The Municipal Court of Appeals correctly pointed out that knowledge of falsity of the statements is an essential element of the offense.4 However, the question of knowledge is a question of fact for the jury.5 Since knowledge is subjective it is always difficult, and sometimes impossible, to establish by direct evidence of the mental processes or state of mind of the accused. Hence the law permits a jury to find knowledge of the falsity based on reasonable inferences from concrete facts in evidence. Such facts include the conduct of the parties to the transaction, their utterances, the position occupied by the accused--in sum all the circumstances surrounding the transaction.
A showing of recklessness standing alone does not, as the trial judge's charge tended to suggest, establish knowledge as a matter of law. However, the jury is permitted to impute knowledge of the falsity of the statements to the accused, not as a matter of law but as a consequence of inferences reasonably drawn from the facts shown.

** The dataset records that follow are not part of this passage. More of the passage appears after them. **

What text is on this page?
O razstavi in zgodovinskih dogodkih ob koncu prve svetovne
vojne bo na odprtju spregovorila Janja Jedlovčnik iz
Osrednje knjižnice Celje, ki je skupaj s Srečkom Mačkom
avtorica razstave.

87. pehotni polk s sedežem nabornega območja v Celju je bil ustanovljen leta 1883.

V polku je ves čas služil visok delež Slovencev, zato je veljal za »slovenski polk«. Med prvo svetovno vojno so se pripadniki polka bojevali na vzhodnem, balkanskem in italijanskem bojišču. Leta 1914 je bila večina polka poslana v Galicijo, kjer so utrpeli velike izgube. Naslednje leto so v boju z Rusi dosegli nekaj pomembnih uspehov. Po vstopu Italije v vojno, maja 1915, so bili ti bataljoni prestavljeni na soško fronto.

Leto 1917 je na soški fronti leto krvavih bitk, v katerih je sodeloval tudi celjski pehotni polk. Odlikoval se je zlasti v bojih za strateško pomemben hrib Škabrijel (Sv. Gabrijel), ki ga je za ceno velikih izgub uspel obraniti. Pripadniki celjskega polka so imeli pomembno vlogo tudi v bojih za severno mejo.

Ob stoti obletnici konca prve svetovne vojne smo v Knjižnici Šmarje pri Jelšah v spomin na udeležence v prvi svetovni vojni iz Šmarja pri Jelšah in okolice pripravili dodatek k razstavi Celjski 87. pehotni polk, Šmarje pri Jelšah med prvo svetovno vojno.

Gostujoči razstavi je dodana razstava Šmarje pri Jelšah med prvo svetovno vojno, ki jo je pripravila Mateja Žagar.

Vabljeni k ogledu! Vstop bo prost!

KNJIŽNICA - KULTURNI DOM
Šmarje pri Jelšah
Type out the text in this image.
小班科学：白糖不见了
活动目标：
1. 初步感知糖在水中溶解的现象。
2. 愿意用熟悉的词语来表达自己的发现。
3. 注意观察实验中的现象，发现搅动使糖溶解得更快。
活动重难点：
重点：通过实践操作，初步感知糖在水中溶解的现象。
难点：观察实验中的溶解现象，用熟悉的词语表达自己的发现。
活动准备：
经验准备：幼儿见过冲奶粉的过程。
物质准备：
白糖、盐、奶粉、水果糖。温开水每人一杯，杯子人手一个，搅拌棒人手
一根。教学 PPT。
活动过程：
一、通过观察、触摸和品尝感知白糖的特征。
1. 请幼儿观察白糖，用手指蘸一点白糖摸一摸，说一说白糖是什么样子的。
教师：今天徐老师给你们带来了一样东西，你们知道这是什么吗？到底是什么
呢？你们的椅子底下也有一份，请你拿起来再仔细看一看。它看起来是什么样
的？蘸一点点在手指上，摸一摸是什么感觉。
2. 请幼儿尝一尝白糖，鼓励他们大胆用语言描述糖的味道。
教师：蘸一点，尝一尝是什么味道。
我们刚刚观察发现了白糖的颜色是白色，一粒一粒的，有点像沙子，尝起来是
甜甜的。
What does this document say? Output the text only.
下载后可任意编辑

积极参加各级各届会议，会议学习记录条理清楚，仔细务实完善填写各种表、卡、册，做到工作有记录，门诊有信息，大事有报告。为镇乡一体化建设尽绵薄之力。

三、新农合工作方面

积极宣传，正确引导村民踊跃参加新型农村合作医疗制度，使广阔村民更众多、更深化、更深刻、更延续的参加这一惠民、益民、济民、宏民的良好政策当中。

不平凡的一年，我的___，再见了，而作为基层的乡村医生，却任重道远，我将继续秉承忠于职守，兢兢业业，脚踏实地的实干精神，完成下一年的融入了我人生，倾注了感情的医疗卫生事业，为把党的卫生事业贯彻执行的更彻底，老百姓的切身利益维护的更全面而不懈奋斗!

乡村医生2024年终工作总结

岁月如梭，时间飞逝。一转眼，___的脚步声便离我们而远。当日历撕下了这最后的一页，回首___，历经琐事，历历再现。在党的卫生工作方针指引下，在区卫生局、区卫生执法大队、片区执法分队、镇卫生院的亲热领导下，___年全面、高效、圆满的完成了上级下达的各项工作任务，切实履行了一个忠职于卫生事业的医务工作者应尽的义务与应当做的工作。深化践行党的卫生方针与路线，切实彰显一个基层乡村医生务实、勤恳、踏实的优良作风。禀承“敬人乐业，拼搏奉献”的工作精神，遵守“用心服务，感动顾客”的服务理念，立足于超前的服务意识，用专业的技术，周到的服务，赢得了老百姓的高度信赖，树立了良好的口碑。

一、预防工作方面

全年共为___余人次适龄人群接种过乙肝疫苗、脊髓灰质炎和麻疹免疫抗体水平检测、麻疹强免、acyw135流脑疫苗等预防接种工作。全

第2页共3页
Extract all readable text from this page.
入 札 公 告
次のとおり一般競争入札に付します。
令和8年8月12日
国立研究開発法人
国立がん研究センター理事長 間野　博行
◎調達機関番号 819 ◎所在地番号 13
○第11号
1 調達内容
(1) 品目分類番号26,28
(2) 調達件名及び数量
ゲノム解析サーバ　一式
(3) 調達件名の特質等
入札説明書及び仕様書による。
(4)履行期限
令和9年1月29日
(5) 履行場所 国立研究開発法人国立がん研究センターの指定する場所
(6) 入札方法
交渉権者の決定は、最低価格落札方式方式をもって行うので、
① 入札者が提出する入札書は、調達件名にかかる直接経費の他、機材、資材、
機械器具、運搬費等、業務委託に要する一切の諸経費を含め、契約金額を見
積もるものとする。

'While there is no allowable inference of knowledge from the mere fact of falsity, there are many cases where from the actor's special situation and continuity of conduct an inference that he did know the untruth of what he said * * * may legitimately be drawn.' Bentel v. United States, 2 Cir., 13 F.2d 327, 329, certiorari denied Amos v. United States, 1926, 273 U.S. 713, 47 S.Ct. 109, 71 L.Ed. 854. This is more particularly allowable when the actors or utterers are persons 'in a far better position to judge than the unsophisticated public to whom they sold * * *.' Van Riper v. United States, 2 Cir., 13 F.2d 961, 964, certiorari denied, Ackerson v. United States, 1926, 273 U.S. 702, 47 S.Ct. 102, 71 L.Ed. 848. This concept has been consistently applied in federal courts. United States v. Fradkin, 2 Cir., 1935, 81 F.2d 56, certiorari denied, 1936, 297 U.S. 720, 56 S.Ct. 598, 80 L.Ed. 1005; Stone v. United States, 6 Cir., 1940, 113 F.2d 70; Unites States v. Vasen, 7 Cir., 222 F.2d 3, certiorari denied, 1955, 350 U.S. 834, 76 S.Ct. 70, 100 L.Ed. 744. The California cases discussed but rejected by the Municipal Court of Appeals are cases similar in some respects to the federal cases here cited. See People v. Davis, 1952, 112 Cal.App.2d 286, 246 P.2d 160; People v. Schmitt, 1957, 155 Cal.App.2d 87, 317 P.2d 673.
Cases in this jurisdiction have applied the false pretenses statutes similarly. In Clagett v. United States, 1923, 53 App.D.C. 134, 289 F. 532, we held that mere presentment of a check is a representation that the check is covered by sufficient funds in the hands of the drawee. In other words, the guilty knowledge of the accused may be inferred if, as the drawer of the check, he has no reason to suppose the check will be honored. More recently we affirmed this rule in Gilmore v. United States, 1959, 106 U.S.App.D.C. 344, 273 F.2d 79.
The judgment of the Municipal Court of Appeals reversing the judgment of the Municipal Court and awarding a new trial is affirmed, and the case is remanded to the Municipal Court for further proceedings consistent with the opinion of this court.